Michigan as of November 6th, decided to legalize the use of recreational cannabis with more than 55% voting in favor of the substance. Taking place on December 6th, adults aged 21 or over will be able to walk into a dispensary and purchase cannabis at will.

In terms of New Jersey, the state recently passed a bill that would allow the use of recreational cannabis statewide. The bill still needs to be approved by the full legislature in the state as well as the Governor who is in full support of its passing. New Jersey, if the law is passed, will become the 11th state in addition to Washington D.C., to legalize the use of cannabis.

Recreational marijuana sales throughout Michigan are slated to bring in as much as $89 million in tax revenue during the fiscal year. 70% of that revenue will go to schools as well as repairing various infrastructure projects around the state with 30 percent going to municipalities with marijuana businesses domestically. New Jersey, on the other hand, will be able to rake in as much as $60 million before June of next year.

The two states have shown that they will have some of the lowest tax rates for cannabis throughout the whole of the U.S., which begs the question as to how high taxes for weed needs to be. In Michigan, sales tax will be 10% in addition to the 6% sales tax that already abounds. New Jersey will have a 12% sales tax with municipalities having the option to have as much as 2% more if they so choose.

These numbers may seem large to those unfamiliar with the industry but we have to take into consideration other states that have legal cannabis. Washington and Colorado both have between 30-37% taxes when combined which show the massive decrease for the new states working to legalize cannabis’ use.

The governor of New Jersey, stated that he would like to see as much as 25% tax on recreational cannabis which could mean as much as $300 million for the state in the long term.
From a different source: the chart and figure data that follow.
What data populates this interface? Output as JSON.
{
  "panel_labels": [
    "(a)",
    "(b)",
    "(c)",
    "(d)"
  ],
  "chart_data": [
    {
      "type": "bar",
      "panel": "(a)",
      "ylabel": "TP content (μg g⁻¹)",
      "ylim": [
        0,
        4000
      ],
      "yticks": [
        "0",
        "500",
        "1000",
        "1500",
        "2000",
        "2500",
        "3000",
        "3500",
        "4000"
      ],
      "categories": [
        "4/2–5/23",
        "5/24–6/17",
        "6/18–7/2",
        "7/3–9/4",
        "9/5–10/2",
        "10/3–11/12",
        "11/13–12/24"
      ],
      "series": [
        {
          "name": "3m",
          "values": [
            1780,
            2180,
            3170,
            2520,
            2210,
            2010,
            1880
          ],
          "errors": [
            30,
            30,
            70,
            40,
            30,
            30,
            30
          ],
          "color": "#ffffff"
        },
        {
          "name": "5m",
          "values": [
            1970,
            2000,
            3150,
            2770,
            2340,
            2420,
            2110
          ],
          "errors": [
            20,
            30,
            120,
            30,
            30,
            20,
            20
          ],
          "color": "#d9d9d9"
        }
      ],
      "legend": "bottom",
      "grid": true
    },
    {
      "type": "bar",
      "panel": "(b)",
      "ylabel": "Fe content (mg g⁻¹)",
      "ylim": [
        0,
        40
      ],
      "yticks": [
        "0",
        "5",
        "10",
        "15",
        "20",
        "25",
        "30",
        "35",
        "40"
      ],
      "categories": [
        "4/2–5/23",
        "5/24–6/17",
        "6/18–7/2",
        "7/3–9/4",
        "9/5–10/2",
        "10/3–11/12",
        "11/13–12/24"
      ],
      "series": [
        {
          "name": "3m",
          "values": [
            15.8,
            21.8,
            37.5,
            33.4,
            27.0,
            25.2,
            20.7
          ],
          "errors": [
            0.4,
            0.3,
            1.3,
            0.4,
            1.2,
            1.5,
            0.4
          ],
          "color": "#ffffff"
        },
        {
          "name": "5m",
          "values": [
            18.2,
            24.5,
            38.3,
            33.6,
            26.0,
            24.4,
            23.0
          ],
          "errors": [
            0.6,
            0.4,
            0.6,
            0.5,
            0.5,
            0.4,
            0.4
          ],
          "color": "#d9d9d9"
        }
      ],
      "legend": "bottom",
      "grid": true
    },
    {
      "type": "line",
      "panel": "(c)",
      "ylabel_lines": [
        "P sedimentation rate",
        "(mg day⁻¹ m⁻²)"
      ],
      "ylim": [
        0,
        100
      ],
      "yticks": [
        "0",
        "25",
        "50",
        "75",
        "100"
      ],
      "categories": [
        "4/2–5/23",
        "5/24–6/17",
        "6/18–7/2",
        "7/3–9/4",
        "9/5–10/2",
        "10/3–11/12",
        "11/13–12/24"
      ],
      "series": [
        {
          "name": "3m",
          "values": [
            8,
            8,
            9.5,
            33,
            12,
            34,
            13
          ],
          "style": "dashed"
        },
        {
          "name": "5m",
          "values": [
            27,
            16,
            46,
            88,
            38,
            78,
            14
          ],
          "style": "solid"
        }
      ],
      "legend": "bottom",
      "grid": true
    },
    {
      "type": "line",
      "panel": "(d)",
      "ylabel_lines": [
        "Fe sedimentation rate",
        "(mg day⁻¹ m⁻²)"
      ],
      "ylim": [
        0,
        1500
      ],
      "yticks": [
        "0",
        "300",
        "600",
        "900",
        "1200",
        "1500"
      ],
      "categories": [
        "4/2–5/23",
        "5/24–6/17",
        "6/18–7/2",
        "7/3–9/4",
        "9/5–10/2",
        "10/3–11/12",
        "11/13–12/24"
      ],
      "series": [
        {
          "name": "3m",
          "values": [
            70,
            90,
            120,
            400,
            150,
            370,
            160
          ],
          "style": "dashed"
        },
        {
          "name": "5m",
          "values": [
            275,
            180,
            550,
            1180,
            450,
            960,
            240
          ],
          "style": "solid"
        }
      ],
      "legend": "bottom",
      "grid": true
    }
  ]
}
Others, however, are pushing for the lowered amount of 12% tax that is shown on the current bill. Senate President Steve Sweeney stated that “I believe this is a reasonable and responsible rate that is fair to the consumers and will generate adequate revenue to support the regulatory system.”

One of the issues with a high tax rate is that individuals may end up using the black market instead of the legally available cannabis due to a massive price increase. The hopes are that the state may stick with this lower tax rate to ensure the driving down of the black market as the industry continues to shift.